9. Mr Jesurum submitted rather than, as the Respondent suggested, it being for the Appellant to draw attention to the evidence, the judge was not entitled to ignore evidence that was before her. He submitted that how would the representative know that this point was troubling the judge since it has not been raised in order to give her the opportunity to comment or draw attention to the evidence on the point. In particular, the judge at [12] noted the judgments in Gurung and Ghising and their findings, providing as follows: "If the Gurkha would have settled in the United Kingdom earlier if he had been allowed to, and at that time the Appellant would have been under 18, that is a strong reason for holding that it is proportionate to permit the adult child to join the family now." That being the case, it was incumbent upon the judge, if she was troubled that she had not heard evidence or submissions on this point, to raise it in order to give both parties the opportunity to make submissions.
10. Mr Jesurum submitted that the judge accepted at [23] that the decision represented an interference with the Appellant's right to a private and family life and the only point which prevented the operation of the judgment in Ghising was the finding that there was no causation, i.e. an absence of evidence as to whether the Sponsor would have come to the UK at an earlier date. He submitted that, given the Sponsor had put forward undisputed evidence, which had not been challenged by the Respondent, this point was met.

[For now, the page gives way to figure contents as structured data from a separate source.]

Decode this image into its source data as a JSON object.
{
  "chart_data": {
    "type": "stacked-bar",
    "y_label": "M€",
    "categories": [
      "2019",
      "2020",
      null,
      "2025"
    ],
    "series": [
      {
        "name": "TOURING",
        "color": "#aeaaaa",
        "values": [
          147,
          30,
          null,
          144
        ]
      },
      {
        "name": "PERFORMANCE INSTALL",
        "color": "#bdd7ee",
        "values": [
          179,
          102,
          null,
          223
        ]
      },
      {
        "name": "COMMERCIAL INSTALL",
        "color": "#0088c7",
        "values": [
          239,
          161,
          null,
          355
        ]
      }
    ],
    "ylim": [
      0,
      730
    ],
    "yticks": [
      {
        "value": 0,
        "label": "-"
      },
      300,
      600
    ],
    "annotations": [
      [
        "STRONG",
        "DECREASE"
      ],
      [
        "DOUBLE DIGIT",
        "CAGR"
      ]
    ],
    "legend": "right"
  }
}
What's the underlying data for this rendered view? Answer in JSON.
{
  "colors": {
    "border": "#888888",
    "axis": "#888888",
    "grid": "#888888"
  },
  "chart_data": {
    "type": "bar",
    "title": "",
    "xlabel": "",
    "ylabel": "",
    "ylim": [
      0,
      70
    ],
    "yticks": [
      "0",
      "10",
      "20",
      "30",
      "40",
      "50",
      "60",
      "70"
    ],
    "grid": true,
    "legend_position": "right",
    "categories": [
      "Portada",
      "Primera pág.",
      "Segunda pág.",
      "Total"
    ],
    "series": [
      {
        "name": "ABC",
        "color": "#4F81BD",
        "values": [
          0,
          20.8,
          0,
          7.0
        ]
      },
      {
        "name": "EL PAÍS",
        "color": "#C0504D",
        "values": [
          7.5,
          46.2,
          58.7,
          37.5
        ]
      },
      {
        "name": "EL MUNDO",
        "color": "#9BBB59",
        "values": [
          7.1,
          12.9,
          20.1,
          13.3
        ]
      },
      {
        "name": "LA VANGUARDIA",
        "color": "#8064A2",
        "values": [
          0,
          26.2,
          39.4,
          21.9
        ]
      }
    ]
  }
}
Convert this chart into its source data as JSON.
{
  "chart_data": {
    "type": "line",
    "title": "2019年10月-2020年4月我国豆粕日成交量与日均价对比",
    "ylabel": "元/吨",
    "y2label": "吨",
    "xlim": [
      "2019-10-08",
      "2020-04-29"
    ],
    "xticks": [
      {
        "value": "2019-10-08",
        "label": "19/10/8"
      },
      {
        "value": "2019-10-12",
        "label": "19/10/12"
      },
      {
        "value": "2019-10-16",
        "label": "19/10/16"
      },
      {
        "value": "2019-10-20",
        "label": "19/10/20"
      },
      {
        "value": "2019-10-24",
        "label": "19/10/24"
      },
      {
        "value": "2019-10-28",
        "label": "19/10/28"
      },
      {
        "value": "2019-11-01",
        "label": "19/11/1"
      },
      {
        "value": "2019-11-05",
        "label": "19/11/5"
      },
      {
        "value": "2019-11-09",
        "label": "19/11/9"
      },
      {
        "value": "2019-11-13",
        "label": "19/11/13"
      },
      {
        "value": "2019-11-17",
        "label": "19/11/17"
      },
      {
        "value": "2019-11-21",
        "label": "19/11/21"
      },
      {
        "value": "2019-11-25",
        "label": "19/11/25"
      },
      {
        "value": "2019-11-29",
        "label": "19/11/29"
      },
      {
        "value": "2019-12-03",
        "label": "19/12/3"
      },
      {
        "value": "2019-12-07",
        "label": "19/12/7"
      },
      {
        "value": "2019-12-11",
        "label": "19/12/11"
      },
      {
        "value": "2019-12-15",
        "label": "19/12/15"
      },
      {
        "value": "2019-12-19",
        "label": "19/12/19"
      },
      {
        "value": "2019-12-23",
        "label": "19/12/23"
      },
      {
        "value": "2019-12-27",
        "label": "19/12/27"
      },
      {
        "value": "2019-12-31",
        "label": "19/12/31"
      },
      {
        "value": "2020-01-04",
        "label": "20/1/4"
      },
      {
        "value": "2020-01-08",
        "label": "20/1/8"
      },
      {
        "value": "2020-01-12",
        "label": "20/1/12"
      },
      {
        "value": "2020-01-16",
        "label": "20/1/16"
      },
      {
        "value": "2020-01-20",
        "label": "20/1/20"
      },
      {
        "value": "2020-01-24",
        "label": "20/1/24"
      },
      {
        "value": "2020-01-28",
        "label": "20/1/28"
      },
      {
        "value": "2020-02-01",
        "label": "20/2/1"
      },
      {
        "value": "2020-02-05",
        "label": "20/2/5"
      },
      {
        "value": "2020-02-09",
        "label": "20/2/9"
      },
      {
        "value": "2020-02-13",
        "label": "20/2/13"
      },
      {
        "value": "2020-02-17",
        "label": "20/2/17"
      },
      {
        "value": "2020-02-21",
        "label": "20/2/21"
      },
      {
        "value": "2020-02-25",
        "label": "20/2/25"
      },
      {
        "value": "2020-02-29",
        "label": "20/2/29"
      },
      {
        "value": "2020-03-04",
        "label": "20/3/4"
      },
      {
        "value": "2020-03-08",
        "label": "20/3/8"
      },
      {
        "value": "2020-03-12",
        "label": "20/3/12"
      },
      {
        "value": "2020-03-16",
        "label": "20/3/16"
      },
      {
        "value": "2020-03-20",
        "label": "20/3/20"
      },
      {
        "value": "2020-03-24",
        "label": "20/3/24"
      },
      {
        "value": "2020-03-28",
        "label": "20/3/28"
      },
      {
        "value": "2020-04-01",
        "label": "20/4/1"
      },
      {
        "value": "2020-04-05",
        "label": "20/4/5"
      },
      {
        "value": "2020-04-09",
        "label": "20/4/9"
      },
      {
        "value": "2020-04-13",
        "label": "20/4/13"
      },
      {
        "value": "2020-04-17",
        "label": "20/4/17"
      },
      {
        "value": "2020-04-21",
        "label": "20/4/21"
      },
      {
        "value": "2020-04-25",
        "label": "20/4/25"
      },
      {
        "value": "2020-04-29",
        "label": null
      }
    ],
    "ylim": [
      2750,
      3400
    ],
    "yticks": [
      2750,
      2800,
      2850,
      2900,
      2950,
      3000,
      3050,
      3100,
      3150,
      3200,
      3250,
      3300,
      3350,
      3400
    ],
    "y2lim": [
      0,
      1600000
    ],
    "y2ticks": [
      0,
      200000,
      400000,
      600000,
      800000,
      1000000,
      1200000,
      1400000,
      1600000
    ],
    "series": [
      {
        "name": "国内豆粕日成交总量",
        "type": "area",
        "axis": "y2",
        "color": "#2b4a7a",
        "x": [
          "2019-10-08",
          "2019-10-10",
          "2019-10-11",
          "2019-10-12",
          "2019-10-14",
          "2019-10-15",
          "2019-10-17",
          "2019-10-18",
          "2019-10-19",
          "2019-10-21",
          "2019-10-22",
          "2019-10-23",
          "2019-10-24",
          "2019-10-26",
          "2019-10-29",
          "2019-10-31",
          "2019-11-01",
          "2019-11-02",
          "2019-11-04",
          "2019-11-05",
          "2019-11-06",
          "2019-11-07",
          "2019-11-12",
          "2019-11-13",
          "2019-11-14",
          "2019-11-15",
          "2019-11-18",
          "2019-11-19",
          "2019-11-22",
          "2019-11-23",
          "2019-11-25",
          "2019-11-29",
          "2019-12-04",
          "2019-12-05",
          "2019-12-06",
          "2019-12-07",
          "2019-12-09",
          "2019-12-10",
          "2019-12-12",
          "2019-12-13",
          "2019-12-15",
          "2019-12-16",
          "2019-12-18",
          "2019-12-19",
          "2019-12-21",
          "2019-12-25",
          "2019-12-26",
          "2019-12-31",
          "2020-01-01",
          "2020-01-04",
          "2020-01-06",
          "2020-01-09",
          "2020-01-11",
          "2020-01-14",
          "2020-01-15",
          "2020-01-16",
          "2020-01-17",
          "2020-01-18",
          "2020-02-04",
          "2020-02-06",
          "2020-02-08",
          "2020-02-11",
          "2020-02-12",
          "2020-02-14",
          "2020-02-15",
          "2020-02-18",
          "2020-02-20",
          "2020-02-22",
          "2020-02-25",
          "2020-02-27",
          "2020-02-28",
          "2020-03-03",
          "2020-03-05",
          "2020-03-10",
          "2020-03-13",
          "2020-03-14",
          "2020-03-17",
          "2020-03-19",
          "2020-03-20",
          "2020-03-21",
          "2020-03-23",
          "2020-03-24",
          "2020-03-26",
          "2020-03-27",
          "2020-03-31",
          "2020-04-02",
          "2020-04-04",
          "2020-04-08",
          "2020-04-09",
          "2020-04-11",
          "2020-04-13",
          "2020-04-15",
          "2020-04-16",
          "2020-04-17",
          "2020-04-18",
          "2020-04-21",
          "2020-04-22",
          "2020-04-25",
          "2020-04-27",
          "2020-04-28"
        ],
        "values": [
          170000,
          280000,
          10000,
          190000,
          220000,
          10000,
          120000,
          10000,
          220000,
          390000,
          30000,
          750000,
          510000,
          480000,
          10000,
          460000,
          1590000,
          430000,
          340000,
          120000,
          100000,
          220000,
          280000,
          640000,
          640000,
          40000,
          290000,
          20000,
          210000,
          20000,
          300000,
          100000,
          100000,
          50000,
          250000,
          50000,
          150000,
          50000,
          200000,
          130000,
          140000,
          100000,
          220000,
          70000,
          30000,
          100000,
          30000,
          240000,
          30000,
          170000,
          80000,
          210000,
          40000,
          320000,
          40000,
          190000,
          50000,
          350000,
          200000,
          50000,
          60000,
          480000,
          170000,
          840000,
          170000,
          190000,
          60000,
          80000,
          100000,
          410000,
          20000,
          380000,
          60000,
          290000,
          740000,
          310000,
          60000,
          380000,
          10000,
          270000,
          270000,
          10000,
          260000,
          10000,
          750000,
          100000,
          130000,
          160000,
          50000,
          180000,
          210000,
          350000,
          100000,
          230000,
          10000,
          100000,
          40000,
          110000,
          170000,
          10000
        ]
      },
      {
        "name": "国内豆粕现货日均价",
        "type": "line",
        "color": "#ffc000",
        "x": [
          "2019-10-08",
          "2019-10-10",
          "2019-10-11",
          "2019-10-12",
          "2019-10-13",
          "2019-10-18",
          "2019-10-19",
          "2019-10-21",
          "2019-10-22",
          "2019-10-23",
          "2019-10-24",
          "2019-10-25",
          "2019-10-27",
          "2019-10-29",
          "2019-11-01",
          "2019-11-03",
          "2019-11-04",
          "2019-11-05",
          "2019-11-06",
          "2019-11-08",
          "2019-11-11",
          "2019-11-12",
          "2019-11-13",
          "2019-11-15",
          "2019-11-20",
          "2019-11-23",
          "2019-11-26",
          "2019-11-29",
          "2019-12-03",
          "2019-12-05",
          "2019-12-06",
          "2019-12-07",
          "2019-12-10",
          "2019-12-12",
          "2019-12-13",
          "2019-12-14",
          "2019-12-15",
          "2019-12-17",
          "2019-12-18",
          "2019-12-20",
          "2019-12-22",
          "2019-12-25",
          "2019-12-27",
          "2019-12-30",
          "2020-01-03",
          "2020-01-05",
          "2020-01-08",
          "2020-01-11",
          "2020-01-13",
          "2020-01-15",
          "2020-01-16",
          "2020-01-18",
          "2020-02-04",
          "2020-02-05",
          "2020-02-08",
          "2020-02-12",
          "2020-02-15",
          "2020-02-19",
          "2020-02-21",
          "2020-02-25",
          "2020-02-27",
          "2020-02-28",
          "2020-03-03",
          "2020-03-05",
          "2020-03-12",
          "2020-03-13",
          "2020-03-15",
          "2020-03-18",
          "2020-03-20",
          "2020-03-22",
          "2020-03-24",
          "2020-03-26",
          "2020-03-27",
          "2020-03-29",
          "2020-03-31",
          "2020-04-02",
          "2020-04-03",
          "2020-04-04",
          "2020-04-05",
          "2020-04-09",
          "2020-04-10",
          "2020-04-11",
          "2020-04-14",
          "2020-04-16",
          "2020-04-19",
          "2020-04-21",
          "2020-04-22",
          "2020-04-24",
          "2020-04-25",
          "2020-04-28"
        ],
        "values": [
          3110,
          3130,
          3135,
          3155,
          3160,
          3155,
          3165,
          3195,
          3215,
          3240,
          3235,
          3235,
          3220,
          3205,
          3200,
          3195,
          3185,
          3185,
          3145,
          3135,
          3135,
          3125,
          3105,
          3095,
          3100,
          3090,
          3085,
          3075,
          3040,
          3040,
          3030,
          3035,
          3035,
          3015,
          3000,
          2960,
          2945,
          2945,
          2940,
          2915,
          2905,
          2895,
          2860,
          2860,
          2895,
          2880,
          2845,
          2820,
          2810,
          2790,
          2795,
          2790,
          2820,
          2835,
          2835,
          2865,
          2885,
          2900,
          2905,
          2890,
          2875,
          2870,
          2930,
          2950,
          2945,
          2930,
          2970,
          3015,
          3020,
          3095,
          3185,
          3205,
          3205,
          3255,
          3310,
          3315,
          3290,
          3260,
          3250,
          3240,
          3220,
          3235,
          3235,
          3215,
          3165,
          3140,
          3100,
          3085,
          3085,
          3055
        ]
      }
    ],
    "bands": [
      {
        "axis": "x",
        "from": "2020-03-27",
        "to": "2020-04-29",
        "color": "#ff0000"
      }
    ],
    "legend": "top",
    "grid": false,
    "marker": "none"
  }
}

11. Mr Jesurum further sought to rely on the Sponsor's certificate of service following his service for twelve years until his discharge in 1972 and the fact that he had been described therein as an honest man.
My Findings
12. I find material errors of law in the decision of Judge Davidson. I find in light of the fact that at [12] the judge was aware of the importance of determining whether or not the Gurkha Sponsor would have settled in the UK earlier if he had been allowed to that it was incumbent upon her to determine this issue on the basis of the evidence before her. At [18] the judge held: "I have heard no evidence or any submission that the Sponsor would have come to the UK at an earlier date".
13. The difficulty with this, in my finding, is twofold. Firstly, there was evidence before her in a letter from the Sponsor dated 6 March 2017, in which he clearly stated that he would have come to the UK earlier if he had been able to. That being the case, then his daughter would clearly have been a minor dependant and would have been able to accompany him, along with the rest of the family. Secondly, whilst I accept it clearly would have assisted the judge had the Appellant's representatives drawn her attention to the letter from the Sponsor, it is the case that the Respondent did not cross-examine the Sponsor on this point nor make any submissions as to why his evidence in this respect should not be accepted.
Notice of decision
14. In light of the fact that this is a key issue in the appeal, I set the decision aside and adjourn the appeal for a hearing de novo before the Upper Tribunal. I make the following directions:


DIRECTIONS
1. The appeal shall be listed for 1 and a half hours on the first available date.
2. A Nepali interpreter shall be required.
3. If the parties wish to rely on any further evidence this should be served on all parties 5 working days prior to the resumed hearing date.